Although our definition of refractory ARDS is neither published nor consensual, these patients had severe ARDS after 12 h of CMV maximum alveolar recruitment with a mean PaO2/FiO2 ratio of 89 ± 23. This new practice of delaying ARDS severity ranking is of key importance as it precludes inclusion of initially severe ARDS patients showing rapid improvement with CMV once set to maximal alveolar recruitment. Although our study was designed before the new Berlin definition for ARDS [28], its HFOV utilization is very close to that proposed by experts [29]. The early and very brief use of HFOV for 3 h for severe ARDS patients improved oxygenation in 66 % of cases. These data are consistent with a recent retrospective study [30] in which the early response to HFOV (an improvement of more than 38 % in the PaO2/FiO2 ratio) was identified as a predictor for survival at day 30. Therefore, HFOV could be used in the future as a recruitment technique, possibly applied sequentially as for prone positioning.
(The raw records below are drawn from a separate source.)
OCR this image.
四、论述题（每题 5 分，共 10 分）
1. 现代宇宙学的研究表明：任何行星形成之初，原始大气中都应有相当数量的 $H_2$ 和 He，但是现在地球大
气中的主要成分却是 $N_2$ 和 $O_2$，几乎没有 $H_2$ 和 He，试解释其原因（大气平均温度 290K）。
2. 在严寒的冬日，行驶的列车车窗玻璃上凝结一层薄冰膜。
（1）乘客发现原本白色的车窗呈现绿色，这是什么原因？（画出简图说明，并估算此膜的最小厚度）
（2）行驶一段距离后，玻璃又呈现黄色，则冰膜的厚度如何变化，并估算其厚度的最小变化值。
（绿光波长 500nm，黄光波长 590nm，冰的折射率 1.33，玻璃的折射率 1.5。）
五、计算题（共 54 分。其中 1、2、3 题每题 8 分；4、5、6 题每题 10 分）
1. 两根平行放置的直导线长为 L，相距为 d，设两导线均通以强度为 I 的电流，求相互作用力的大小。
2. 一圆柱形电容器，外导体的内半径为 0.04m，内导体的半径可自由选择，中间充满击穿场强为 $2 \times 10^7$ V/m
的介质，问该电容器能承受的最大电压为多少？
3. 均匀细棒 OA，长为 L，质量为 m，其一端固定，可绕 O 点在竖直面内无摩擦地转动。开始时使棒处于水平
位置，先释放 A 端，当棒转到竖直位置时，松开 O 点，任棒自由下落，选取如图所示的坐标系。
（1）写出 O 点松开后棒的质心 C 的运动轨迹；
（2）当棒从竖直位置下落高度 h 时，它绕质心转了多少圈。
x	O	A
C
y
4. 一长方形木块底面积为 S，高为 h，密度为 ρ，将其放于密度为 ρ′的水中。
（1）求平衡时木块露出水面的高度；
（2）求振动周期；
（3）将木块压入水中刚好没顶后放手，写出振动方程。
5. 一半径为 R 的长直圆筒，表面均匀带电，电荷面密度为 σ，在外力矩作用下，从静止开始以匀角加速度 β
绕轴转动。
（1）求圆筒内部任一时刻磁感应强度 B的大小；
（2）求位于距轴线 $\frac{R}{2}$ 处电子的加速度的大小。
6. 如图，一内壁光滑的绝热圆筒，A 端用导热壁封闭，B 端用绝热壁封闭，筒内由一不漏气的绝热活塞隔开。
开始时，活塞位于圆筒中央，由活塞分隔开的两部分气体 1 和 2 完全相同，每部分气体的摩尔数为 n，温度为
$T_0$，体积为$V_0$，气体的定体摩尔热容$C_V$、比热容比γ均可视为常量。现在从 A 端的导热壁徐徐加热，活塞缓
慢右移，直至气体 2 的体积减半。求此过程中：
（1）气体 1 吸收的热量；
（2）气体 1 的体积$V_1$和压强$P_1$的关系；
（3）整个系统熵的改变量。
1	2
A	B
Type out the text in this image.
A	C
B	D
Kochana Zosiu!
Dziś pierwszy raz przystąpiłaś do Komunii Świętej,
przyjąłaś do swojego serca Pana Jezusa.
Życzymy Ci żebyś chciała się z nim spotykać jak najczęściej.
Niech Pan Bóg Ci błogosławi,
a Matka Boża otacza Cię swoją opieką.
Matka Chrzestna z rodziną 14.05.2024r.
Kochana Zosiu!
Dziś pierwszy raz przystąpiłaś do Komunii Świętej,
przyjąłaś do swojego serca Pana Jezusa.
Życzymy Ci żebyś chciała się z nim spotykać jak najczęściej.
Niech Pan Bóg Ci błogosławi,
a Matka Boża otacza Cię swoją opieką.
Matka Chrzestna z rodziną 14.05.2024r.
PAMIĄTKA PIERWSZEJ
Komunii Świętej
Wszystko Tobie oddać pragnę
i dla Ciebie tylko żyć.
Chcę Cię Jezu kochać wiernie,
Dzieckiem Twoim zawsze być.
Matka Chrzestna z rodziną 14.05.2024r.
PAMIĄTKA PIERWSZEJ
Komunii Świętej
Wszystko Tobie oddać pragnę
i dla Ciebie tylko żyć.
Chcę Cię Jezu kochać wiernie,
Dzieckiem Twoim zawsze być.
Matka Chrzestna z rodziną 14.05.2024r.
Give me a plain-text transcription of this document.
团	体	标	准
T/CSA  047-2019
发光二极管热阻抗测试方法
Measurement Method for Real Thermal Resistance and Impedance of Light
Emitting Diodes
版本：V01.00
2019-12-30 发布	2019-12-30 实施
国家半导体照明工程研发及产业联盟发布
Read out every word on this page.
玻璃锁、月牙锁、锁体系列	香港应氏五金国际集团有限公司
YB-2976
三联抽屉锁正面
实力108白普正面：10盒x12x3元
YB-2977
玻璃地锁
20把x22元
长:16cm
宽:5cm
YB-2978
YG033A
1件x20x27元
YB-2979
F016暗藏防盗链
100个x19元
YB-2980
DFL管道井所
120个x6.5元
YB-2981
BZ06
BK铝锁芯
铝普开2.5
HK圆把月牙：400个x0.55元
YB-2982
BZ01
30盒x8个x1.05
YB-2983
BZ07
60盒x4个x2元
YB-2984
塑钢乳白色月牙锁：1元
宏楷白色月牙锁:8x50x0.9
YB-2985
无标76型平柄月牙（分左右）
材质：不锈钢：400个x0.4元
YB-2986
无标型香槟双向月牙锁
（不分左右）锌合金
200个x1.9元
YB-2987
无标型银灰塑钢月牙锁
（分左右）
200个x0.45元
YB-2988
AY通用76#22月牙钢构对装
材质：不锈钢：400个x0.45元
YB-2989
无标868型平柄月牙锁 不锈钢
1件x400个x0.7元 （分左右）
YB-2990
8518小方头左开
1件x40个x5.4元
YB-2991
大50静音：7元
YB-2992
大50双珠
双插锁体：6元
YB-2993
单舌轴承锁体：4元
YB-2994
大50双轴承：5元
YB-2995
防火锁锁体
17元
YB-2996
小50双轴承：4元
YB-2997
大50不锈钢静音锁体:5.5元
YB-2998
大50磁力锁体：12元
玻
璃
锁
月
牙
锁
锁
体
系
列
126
This new approach is currently being studied in our ICU.

It must be said that the two recently published large randomized controlled trials, OSCILLATE [9] and OSCAR [8] comparing HFOV with a conventional lung-protective ventilation, casted doubt over HFOV, suggesting no benefit or even a worse outcome on adults with HFOV with early moderate to severe ARDS. But despite strong compliance with current recommendations of protective ventilation from the ARDS network [31] and prompt initiation of HFOV in these two studies, randomization was performed on patients with moderate to severe ARDS (PaO2/FiO2 <200), not severe ARDS patients only. Furthermore, the randomization was conducted regardless of early clinical evolution under CMV and the use of muscle relaxants was practitioner dependant. In the OSCILLATE study [9], the use of very high mPaw, without ruling out risk of potential hemodynamic failure, may have led to an excess mortality in the HFOV arm of this study. These two studies have given rise to three recent meta-analyses including 6 RCTs for 1608 patients [32], 5 RCTs for 1580 patients [33] and 7 RCTs for 1759 patients [34] without confirming better survival or higher mortality with HFOV.

Our study has several limitations. Its observational design with non-consecutive patients could engender a selection bias. The study population is small given the monocentric screening and the stringent inclusion criteria. Even if only a single experienced operator performed TTE, a post hoc analysis by an independent expert could have confirmed the hemodynamic data obtained by blinded practitioners. Similarly, data were obtained by TTE and not TEE, which, in the context of HFOV, could cast doubts on the accuracy of the results. Yet, TTE-obtained data are consistent with those found by TPTD (e.g., LVOT VTI and TPTD CI both decreased by 13 % on HFOV) and comparable to those obtained by Guervilly et al. with TEE [11]. Another limitation of the study is the lack of assessment of a potential preload decrease during HFOV. The only way to test this would have been a comparison of the passive leg raising results at inclusion and during HFOV since pulse pressure variation, stroke volume variation, vena cava variations and tele-expiratory occlusion test cannot be used with HFOV. Unfortunately, this test is very difficult to implement with HFOV and would have slowed and complicated the protocol. Lastly, it is unfortunate that we could not compare TTE data with those obtained by a pulmonary artery catheter (PAC) to better assess right ventricular function. However, our study was strictly observational and we routinely use TPTD and not PAC for monitoring patients with severe ARDS. This enables us to better assess the risk/benefit ratio of volume expansion based on ELWI and PVPI rather than on pulmonary capillary pressure [35, 36]. In this context, we considered it unethical to insert a PAC in addition to a TPTD device only for the purpose of the study.


This study suggests that the RVEDA/LVEDA ratio measured just before HFOV is a predictor of the hemodynamic intolerance of this technique in patients with severe ARDS. A high value of this ratio observed under CMV should question the use of HFOV in such patients.